La vicenda del papello ha convinto poco anche Luciano Violante, magistrato nonché ex presidente della Camera:”In questa vicenda del papello, di cui si parla oggi,alcune cose colpiscono. Primo. Che ce l'abbia prima l'Espresso e poi la Procura di Palermo. Qual è il senso di questa consegna a un media prima che ai magistrati? Che gioco sta facendo Massimo Ciancimino? Perché rendere pubblico quel documento? [...] credo comunque che Berlusconi non abbia niente da temere dalla scoperta della verità” (Il Secolo XIX, 16/10/2009, p.1).

Ora, al di là delle dichiarazioni di Tizio e di Caio, ci sono dei “fatti”, come direbbe Travaglio, che effettivamente sconcertano a proposito della serietà con la quale, da mesi a questa parte, viene gestito il caso Ciancimino. Il compianto Giovanni Falcone, quando interrogò Buscetta per tre lunghi mesi, lo face senza che mezza parola, né una domanda o una risposta uscissero dalla stanza degli interrogatori, mentre le dichiarazioni di Ciancimino, come annota giustamente Violante, sono arrivate prima sulla stampa e solo dopo alla Procura.
E' normale tutto questo?
Ancora: in molti ipotizzano che Ciancimino parli per un solo interesse: il suo. E nessuno, effettivamente, può negare che, dopo aver cominciato a parlare con i pm delle strati di mezza Italia, il figlio di don Vito, guarda caso, abbia visto dimezzarsi in appello la pena incassata al primo grado al processo che lo vede imputato per aver riciclato il presunto tesoro di Cosa nostra. Questo mentre Ciancimino raccontava storie incredibili. Come quella secondo la quale suo padre “faceva parte di Gladio”.

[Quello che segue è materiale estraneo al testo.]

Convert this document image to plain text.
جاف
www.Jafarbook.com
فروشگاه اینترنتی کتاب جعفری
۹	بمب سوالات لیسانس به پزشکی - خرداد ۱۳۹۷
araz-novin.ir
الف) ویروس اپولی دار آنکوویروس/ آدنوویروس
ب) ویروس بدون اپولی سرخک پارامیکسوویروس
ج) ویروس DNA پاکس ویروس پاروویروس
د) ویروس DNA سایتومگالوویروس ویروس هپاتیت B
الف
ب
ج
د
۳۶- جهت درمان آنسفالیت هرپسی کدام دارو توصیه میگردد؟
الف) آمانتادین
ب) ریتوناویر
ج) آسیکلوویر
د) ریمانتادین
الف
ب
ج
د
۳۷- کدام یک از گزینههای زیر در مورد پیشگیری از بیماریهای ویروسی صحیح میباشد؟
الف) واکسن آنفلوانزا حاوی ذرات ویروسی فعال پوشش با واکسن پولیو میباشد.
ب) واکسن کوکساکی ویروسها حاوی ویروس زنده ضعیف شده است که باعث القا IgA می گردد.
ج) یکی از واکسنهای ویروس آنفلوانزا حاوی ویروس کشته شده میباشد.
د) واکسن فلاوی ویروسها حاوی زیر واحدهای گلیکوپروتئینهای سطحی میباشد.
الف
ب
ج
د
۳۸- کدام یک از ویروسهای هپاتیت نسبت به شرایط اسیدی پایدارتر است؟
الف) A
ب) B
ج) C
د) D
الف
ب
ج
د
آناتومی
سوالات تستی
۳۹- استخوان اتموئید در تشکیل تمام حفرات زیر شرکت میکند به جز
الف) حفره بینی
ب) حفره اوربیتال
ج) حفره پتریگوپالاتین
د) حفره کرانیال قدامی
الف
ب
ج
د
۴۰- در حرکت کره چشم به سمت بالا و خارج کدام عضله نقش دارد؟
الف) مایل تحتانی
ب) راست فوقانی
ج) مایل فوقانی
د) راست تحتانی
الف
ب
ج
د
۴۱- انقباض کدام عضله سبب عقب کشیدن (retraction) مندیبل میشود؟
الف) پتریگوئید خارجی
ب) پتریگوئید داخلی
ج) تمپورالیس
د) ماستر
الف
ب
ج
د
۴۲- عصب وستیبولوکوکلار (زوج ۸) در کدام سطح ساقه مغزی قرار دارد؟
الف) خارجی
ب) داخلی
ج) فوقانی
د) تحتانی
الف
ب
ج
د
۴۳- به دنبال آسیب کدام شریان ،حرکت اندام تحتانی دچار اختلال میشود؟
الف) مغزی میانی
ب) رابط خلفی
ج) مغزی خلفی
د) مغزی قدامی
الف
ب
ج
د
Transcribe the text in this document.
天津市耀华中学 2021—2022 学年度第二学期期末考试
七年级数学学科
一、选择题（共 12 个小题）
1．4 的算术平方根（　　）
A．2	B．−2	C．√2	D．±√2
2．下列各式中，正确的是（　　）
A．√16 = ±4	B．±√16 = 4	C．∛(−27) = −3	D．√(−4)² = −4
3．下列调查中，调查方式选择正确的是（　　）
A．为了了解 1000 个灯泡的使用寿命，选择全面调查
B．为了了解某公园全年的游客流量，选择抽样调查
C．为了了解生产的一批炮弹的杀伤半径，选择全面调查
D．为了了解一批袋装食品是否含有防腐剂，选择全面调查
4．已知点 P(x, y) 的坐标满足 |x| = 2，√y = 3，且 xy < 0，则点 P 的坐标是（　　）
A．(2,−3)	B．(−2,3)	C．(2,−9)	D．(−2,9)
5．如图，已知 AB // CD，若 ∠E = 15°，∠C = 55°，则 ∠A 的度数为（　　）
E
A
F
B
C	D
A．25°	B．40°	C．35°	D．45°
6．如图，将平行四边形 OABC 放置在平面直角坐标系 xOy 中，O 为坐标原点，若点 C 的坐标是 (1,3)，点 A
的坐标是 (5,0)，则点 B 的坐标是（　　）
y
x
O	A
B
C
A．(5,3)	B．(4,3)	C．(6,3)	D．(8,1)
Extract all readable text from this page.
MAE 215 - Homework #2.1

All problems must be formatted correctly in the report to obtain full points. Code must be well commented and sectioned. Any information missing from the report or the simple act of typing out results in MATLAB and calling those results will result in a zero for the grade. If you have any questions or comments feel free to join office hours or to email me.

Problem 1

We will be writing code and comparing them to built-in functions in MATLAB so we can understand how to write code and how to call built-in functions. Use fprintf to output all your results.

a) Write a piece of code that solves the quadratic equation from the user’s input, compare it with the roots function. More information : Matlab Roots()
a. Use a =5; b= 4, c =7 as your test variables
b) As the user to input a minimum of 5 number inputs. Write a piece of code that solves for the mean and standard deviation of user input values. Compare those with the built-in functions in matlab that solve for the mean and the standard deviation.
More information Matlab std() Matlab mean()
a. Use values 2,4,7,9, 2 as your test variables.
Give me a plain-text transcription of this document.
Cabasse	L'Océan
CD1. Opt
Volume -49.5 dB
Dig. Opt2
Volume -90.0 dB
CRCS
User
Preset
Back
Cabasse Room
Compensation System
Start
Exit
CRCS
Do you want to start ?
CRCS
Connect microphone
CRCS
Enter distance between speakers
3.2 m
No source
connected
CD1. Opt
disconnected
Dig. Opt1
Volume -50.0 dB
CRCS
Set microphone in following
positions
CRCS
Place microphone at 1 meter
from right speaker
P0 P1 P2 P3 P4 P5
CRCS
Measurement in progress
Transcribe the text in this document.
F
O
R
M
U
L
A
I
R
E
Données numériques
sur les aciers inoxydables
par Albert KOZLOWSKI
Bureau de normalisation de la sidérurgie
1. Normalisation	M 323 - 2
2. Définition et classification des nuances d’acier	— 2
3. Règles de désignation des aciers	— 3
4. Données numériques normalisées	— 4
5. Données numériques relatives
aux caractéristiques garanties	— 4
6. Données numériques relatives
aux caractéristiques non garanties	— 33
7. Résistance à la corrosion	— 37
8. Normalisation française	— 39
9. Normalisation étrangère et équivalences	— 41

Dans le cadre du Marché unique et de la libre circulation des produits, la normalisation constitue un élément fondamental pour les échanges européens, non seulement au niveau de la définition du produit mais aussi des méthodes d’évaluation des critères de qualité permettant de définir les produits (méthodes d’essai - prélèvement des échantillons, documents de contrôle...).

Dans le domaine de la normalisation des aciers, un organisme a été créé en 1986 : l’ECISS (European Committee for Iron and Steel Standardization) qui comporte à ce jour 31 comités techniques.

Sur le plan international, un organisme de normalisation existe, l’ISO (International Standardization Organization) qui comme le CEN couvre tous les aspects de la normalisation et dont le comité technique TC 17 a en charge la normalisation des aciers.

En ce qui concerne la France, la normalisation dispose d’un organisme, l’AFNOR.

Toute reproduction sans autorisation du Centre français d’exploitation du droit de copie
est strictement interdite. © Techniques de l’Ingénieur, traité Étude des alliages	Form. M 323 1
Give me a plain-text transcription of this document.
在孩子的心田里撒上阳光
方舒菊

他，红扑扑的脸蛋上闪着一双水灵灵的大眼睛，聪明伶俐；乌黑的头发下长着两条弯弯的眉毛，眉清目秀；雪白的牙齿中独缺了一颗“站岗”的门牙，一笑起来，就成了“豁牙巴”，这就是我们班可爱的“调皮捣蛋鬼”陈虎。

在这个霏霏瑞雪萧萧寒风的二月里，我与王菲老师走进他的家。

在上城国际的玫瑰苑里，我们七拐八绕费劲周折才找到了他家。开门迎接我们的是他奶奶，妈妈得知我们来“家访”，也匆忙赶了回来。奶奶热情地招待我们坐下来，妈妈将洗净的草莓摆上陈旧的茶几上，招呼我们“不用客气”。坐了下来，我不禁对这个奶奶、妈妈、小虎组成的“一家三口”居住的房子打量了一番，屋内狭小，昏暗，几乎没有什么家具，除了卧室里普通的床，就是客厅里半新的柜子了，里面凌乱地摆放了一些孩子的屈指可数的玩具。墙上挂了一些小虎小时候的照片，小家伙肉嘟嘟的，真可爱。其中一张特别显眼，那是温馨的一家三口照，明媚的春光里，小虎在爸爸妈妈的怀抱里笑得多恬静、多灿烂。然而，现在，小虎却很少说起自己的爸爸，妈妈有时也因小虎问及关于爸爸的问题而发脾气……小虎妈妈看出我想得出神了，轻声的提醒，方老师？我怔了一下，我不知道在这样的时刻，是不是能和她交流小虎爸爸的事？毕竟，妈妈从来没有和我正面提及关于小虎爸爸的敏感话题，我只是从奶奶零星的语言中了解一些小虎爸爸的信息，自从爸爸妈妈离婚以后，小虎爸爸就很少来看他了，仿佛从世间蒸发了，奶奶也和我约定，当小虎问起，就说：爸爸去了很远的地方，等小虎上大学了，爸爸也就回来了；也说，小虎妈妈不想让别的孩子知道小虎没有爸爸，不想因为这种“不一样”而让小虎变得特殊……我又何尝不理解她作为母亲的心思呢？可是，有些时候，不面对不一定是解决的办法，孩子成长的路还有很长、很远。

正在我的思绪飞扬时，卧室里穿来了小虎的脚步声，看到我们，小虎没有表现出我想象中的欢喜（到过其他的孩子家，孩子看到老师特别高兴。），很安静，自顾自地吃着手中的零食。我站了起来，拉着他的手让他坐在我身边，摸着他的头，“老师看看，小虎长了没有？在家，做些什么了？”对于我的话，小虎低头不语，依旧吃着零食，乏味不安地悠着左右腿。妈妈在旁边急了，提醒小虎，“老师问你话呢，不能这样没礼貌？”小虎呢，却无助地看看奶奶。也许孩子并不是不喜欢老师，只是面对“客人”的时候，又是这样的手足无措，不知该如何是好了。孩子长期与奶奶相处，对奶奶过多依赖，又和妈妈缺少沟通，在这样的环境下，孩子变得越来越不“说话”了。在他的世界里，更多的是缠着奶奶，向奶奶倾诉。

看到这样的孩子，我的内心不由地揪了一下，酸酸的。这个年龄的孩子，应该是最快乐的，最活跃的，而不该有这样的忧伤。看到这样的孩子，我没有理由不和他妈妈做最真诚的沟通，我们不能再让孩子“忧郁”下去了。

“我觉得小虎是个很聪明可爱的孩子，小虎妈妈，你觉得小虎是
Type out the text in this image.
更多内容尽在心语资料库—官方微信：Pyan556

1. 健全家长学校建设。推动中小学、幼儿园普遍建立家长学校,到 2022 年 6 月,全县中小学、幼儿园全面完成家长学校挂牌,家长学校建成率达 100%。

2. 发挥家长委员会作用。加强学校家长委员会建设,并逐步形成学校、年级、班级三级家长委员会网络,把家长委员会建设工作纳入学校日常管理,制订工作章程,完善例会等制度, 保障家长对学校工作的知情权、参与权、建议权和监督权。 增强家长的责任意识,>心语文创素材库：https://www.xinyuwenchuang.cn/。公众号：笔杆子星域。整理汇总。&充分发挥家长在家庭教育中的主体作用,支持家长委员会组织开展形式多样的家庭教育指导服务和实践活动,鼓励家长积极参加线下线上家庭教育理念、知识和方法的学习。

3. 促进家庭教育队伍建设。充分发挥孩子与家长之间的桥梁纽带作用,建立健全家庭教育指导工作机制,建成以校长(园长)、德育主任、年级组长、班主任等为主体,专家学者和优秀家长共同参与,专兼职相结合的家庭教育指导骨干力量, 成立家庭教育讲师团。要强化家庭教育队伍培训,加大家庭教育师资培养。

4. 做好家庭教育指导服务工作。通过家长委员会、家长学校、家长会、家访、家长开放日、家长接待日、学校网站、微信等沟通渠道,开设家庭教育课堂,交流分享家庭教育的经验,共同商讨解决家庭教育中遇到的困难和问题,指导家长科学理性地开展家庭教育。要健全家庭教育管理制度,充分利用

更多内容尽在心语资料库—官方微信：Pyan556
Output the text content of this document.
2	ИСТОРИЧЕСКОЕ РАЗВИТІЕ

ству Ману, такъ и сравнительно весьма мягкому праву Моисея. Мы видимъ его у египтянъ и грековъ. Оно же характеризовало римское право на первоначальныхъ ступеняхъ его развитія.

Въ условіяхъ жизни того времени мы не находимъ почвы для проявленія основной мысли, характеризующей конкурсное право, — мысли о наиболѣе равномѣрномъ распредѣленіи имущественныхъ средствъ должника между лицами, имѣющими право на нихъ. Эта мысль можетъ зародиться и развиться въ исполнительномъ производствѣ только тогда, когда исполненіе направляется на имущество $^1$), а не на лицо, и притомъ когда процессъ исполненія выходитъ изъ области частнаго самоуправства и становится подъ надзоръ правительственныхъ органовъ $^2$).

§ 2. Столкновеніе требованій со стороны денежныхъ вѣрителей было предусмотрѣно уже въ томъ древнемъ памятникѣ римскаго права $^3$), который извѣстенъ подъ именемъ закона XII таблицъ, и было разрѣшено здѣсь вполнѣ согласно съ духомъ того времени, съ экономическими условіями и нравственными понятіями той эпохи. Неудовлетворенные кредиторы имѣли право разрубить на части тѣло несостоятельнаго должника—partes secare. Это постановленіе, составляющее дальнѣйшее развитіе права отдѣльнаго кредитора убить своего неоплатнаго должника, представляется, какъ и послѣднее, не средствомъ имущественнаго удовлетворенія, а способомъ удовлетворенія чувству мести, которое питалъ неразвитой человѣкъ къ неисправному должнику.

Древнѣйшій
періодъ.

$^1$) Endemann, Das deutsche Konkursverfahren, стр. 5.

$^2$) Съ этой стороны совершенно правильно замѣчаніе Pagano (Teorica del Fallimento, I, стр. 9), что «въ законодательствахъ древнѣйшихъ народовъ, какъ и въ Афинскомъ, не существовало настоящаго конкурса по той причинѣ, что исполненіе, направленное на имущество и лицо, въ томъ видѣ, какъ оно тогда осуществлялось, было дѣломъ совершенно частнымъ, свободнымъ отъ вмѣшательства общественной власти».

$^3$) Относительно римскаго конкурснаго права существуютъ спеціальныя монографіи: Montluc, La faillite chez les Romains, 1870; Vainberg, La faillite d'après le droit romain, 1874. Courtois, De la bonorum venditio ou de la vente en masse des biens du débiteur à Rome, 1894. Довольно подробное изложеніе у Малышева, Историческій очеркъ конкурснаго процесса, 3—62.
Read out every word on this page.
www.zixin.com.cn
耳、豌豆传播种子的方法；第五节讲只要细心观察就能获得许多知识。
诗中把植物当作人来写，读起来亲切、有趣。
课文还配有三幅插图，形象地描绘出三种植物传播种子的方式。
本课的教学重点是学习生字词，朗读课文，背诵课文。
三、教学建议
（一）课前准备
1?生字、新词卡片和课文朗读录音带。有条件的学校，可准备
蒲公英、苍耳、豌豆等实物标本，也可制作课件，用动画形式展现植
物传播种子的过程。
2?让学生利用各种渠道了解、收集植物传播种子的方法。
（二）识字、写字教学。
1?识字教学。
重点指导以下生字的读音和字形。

Peccato che il presidente di Stay Behind smentisca che il nome di Vito Ciancimino sia nell'elenco di Gladio assegnato alla relazione presentata al Senato nel '91 e che non appaia nemmeno fra gli appartenenti nati in Sicilia.

Altra perla da antologia è quella su Ustica. Massimo Ciancimino ha dichiarato: “non mi posso scordare: il 19 giugno 1089, mi ricordo che proprio quella sera ci fu la strage di Ustica. Mio padre incontrò il ministro Ruffini”. Purtroppo per Ciancimino la strage di Ustica avvennte il 27 e non il 19 giugno, e all'epoca del disastro Ruffini non era più ministro della Difesa e nemmeno degli Esteri. Dettagli, potrà obbiettare qualcuno. Certamente; ma se uno esibisce un papello con 12 presunte richieste mafiose allo Stato (di fatto mai concretizzatesi) - e che il grafologo giudiziario Roberto Travaglini ha valutato scritto da un insicuro “come a voler dare un'immagine di sé forte e potente” (Corriere della Sera, 17/10/2009, p.19) - se parla sbagliando date – pure quelle arcinote -, nomi, cariche e contraddicendosi ogni due per tre, forse è poco attendibile.
Infatti, i magistrati a uno così non credono. E non sono i soli.